J&J, Legend expand manufacturing deal with Novartis to include commercial production of Carvykti

With sales on the rise for Legend and Johnson & Johnson’s multiple myeloma CAR-T Carvykti and in decline for Novartis’ leukemia CAR-T Kymriah, a manufacturing partnership makes sense—especially considering they produce their respective treatments 20 miles apart in northern New Jersey.

This week, the companies expanded a previous agreement, with Legend and J&J tapping Novartis to perform commercial manufacturing for Carvykti (cilta-cel). Legend revealed the deal in a regulatory filing on Friday. 

The new deal runs through the end of 2029, with Novartis agreeing to set aside a specified number of production suites at its facility in Morris Plains, New Jersey. Legend and J&J committed to meet specified volume targets and to a tiered pricing arrangement, depending on how many batches they order.
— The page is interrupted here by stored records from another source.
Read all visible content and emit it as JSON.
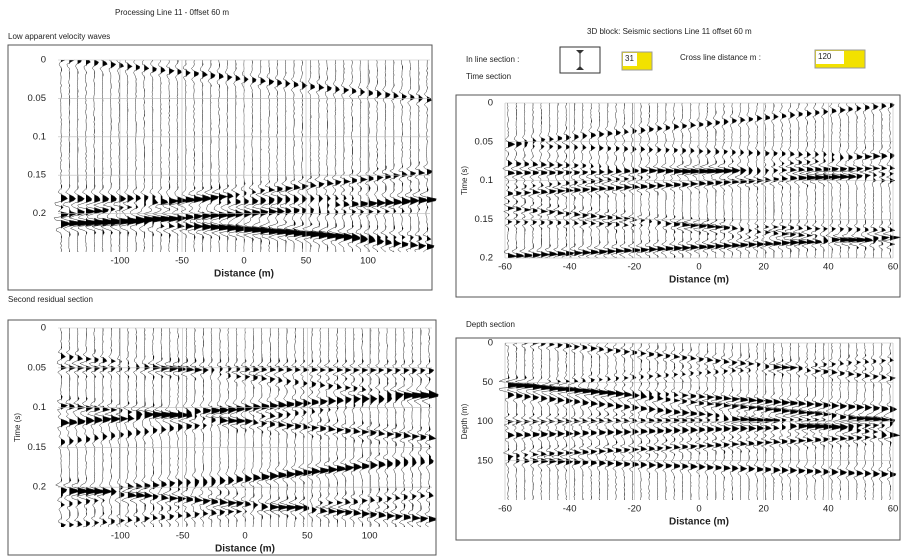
{
  "header": {
    "title": "Processing Line 11 - 0ffset 60 m",
    "right_title": "3D block: Seismic sections  Line 11 offset 60 m"
  },
  "controls": {
    "inline_label": "In line section :",
    "inline_value": "31",
    "crossline_label": "Cross line distance m :",
    "crossline_value": "120"
  },
  "plots": [
    {
      "title": "Low apparent velocity waves",
      "xlabel": "Distance (m)",
      "xlim": [
        -150,
        150
      ],
      "xticks": [
        -100,
        -50,
        0,
        50,
        100
      ],
      "ylim": [
        0,
        0.25
      ],
      "yticks": [
        0,
        0.05,
        0.1,
        0.15,
        0.2
      ]
    },
    {
      "title": "Second residual section",
      "xlabel": "Distance (m)",
      "ylabel": "Time (s)",
      "xlim": [
        -150,
        150
      ],
      "xticks": [
        -100,
        -50,
        0,
        50,
        100
      ],
      "ylim": [
        0,
        0.25
      ],
      "yticks": [
        0,
        0.05,
        0.1,
        0.15,
        0.2
      ]
    },
    {
      "title": "Time section",
      "xlabel": "Distance (m)",
      "ylabel": "Time (s)",
      "xlim": [
        -60,
        60
      ],
      "xticks": [
        -60,
        -40,
        -20,
        0,
        20,
        40,
        60
      ],
      "ylim": [
        0,
        0.2
      ],
      "yticks": [
        0,
        0.05,
        0.1,
        0.15,
        0.2
      ]
    },
    {
      "title": "Depth section",
      "xlabel": "Distance (m)",
      "ylabel": "Depth (m)",
      "xlim": [
        -60,
        60
      ],
      "xticks": [
        -60,
        -40,
        -20,
        0,
        20,
        40,
        60
      ],
      "ylim": [
        0,
        200
      ],
      "yticks": [
        0,
        50,
        100,
        150
      ]
    }
  ]
}
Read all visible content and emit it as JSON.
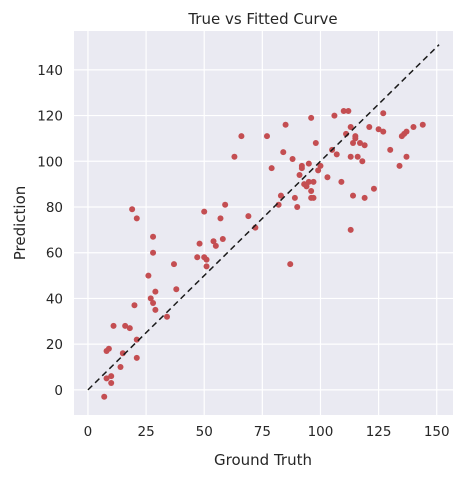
{
  "chart_data": {
    "type": "scatter",
    "title": "True vs Fitted Curve",
    "xlabel": "Ground Truth",
    "ylabel": "Prediction",
    "xlim": [
      -6,
      157
    ],
    "ylim": [
      -11,
      157
    ],
    "xticks": [
      0,
      25,
      50,
      75,
      100,
      125,
      150
    ],
    "yticks": [
      0,
      20,
      40,
      60,
      80,
      100,
      120,
      140
    ],
    "grid": true,
    "background": "#eaeaf2",
    "point_color": "#c44e52",
    "reference_line": {
      "x": [
        0,
        151
      ],
      "y": [
        0,
        151
      ],
      "style": "dashed",
      "color": "#1a1a1a"
    },
    "series": [
      {
        "x": [
          7,
          8,
          8,
          9,
          10,
          10,
          11,
          14,
          15,
          16,
          18,
          19,
          20,
          21,
          21,
          21,
          26,
          27,
          28,
          28,
          28,
          29,
          29,
          34,
          37,
          38,
          47,
          48,
          50,
          50,
          51,
          51,
          54,
          55,
          57,
          58,
          59,
          63,
          66,
          69,
          72,
          77,
          79,
          82,
          83,
          84,
          85,
          87,
          88,
          89,
          90,
          91,
          92,
          92,
          93,
          94,
          95,
          95,
          96,
          96,
          96,
          97,
          97,
          98,
          99,
          100,
          103,
          105,
          106,
          107,
          109,
          110,
          111,
          112,
          113,
          113,
          113,
          114,
          114,
          115,
          115,
          116,
          117,
          118,
          119,
          119,
          121,
          123,
          125,
          127,
          127,
          130,
          134,
          135,
          136,
          137,
          137,
          140,
          144
        ],
        "y": [
          -3,
          5,
          17,
          18,
          3,
          6,
          28,
          10,
          16,
          28,
          27,
          79,
          37,
          14,
          22,
          75,
          50,
          40,
          60,
          67,
          38,
          43,
          35,
          32,
          55,
          44,
          58,
          64,
          78,
          58,
          54,
          57,
          65,
          63,
          75,
          66,
          81,
          102,
          111,
          76,
          71,
          111,
          97,
          81,
          85,
          104,
          116,
          55,
          101,
          84,
          80,
          94,
          97,
          98,
          90,
          89,
          99,
          91,
          84,
          87,
          119,
          84,
          91,
          108,
          96,
          98,
          93,
          105,
          120,
          103,
          91,
          122,
          112,
          122,
          115,
          102,
          70,
          85,
          108,
          111,
          110,
          102,
          108,
          100,
          107,
          84,
          115,
          88,
          114,
          113,
          121,
          105,
          98,
          111,
          112,
          113,
          102,
          115,
          116
        ]
      }
    ]
  }
}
“This agreement allows Novartis to maximize capabilities in a different portion of the Morris Plains facility with no impact on the global capacity required for its own cell therapies, including Kymriah and the next generation T-Charge cell therapies,” a Novartis spokesperson wrote in an email.

In April of last year, the companies made a similar agreement which was limited to three years and was for production of Carvykti for clinical trials, excluding those in China.

Along with another producer of CAR-T products, Bristol Myers Squibb, J&J and Legend have encountered manufacturing pitfalls since gaining FDA approval of Carvykti two years ago. But four months ago, Legend and J&J reported that their new facility in Ghent, Belgium, was ready for clinical production, taking some of the onus off their plant for commercial production in Raritan, New Jersey.

During a conference call in October of last year, J&J’s R&D chief John Reed, M.D. Ph.D., described the lentivirus portion of Carvykti as “rate-limiting.” Lentiviral vectors are expensive delivery components used to introduce the chimeric antigen receptor (CAR) construct to patients’ T cells.

Another J&J factory in the Netherlands is expected to come online in 2025 to support Carvykti’s lentivirus component, Reed said.

Earlier this month, Legend reported that sales of Carvykti reached $500 million last year, with $159 million of that coming in the fourth quarter. Earlier this year, J&J said the companies expected sales to reach $4.5 billion by 2027.

Last year Novartis reported sales of $508 million for Kymriah, down from $534 million in 2022 for the CAR-T that was approved in 2017. Novartis is rapidly expanding its commercial manufacturing unit, generating (PDF) sales of $1.5 billion last year, a 24% increase from 2022.